Academic Goal Orientations and Foreign Language Learning

Goals have always been a central feature of L2 motivation research (Dornyei, 2003). Tremblay and Gardner (1995) introduced the concept of “goal salience” as a central component of motivation construct, conceptualized as a composite of the specificity of the learner’s goals and the frequency of goal-setting strategies used. However, there have been hardly any attempts in L2 studies to adopt the well-known goal-orientation theory in educational psychology (Dornyei, 2003). Pintrich and Schunk (2002, p.242) argue that “currently, academic goal orientation is probably the most active area of research on student motivation in classrooms and it has direct implications for students and teachers.” Therefore, goal orientation is an important motivational component worthy of study in L2 learning.

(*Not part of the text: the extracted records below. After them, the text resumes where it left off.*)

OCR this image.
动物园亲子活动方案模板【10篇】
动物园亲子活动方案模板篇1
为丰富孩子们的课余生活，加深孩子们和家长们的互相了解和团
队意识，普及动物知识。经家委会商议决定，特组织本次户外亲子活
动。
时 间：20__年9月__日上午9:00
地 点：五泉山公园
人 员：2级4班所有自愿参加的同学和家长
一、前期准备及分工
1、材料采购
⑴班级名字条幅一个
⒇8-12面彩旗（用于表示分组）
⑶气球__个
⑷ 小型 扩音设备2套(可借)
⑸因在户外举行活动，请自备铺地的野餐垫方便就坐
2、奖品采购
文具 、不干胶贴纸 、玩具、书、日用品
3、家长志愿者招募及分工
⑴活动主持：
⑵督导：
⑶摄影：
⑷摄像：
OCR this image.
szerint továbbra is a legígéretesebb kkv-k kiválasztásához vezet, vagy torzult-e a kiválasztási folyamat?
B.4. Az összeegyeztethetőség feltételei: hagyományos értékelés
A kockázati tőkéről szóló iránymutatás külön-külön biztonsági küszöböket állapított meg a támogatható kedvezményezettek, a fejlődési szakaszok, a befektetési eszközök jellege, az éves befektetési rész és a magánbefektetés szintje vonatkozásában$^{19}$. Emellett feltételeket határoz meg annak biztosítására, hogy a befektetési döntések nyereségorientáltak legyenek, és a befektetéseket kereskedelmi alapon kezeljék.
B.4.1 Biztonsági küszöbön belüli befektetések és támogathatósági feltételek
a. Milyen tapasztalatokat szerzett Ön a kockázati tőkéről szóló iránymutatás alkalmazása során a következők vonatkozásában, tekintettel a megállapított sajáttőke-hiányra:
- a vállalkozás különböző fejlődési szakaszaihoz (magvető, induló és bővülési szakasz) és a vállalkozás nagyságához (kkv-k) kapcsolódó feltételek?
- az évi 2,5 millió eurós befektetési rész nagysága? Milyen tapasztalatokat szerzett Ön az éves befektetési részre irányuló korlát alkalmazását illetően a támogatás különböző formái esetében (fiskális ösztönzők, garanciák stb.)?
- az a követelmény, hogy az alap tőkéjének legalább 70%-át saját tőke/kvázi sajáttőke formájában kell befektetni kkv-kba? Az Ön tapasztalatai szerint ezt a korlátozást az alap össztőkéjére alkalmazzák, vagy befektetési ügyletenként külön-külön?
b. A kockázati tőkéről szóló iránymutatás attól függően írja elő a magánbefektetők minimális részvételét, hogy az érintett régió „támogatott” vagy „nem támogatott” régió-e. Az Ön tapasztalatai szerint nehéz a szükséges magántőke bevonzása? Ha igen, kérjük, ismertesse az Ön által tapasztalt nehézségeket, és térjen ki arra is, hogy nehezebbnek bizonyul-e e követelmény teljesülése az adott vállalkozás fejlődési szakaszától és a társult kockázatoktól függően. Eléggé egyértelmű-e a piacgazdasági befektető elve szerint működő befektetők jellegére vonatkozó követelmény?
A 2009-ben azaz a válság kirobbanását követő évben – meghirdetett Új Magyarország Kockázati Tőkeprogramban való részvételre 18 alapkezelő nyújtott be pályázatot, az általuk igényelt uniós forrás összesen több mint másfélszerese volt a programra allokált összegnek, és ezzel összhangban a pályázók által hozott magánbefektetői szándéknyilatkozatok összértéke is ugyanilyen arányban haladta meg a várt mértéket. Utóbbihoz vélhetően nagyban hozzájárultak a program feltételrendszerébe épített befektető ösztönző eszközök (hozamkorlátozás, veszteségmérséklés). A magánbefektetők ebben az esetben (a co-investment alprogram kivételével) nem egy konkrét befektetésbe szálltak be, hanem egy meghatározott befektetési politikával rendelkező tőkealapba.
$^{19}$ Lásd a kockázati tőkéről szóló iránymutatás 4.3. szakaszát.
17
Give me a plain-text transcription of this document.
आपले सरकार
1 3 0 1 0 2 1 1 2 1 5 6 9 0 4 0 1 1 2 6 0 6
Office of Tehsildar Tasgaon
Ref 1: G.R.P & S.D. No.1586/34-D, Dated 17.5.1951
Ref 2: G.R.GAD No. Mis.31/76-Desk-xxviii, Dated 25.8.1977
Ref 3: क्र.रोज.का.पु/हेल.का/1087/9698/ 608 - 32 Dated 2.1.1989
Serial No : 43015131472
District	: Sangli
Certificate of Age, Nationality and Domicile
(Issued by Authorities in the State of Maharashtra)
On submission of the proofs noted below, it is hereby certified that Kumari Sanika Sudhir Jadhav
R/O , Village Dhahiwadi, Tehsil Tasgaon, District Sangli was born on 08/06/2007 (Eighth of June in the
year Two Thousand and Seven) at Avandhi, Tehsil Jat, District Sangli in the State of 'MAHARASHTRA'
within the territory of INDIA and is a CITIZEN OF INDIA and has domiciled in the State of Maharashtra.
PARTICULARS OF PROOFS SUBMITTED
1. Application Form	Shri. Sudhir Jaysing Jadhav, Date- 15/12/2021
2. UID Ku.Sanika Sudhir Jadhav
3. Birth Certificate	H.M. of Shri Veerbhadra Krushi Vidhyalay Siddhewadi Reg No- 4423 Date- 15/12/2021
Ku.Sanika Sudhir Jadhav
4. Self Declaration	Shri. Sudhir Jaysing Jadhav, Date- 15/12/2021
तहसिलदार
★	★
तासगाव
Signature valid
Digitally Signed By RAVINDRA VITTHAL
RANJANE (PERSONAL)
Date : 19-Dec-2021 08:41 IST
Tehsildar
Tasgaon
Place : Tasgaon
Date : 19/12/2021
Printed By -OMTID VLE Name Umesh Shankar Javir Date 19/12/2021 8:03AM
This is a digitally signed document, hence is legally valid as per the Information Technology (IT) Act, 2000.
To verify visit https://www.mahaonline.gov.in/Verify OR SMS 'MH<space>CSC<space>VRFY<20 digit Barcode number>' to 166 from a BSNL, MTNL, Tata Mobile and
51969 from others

Even though researchers have called for integrating cognitive aspects of motivation into L2 research, very few studies have since been undertaken within the framework of goal theory. Qin and Wen (2002) explored the internal structure of motivation of non-English major college students in China. Goal orientation was considered as one of the important motivational components in the motivational construct and was found to directly influence motivational behavior. Zhang and Yuan (2004) explored the effects of achievement goals of Chinese non-English major college students on their English learning and found that: non-English majors emphasized performance goals more than mastery goals; mastery-goal orientation got the students involve more in learning than performance- goal orientation; mastery-goal orientation had a positive effect on enhancing self-efficacy, improving strategy use, lowering anxiety, and adopting more positive causal attributions. Wang’s (2005), study, which explored the relationship between goal orientations and use of English learning strategies of non-English majors in Chinese colleges, found that mastery- goal orientation could predict the use of memory, cognitive and compensation strategies, while performance-goal orientation could predict the use of surface and compensation strategies. Test-goal orientation could predict none of the above strategies although it was significantly and negatively correlated with cognitive strategies.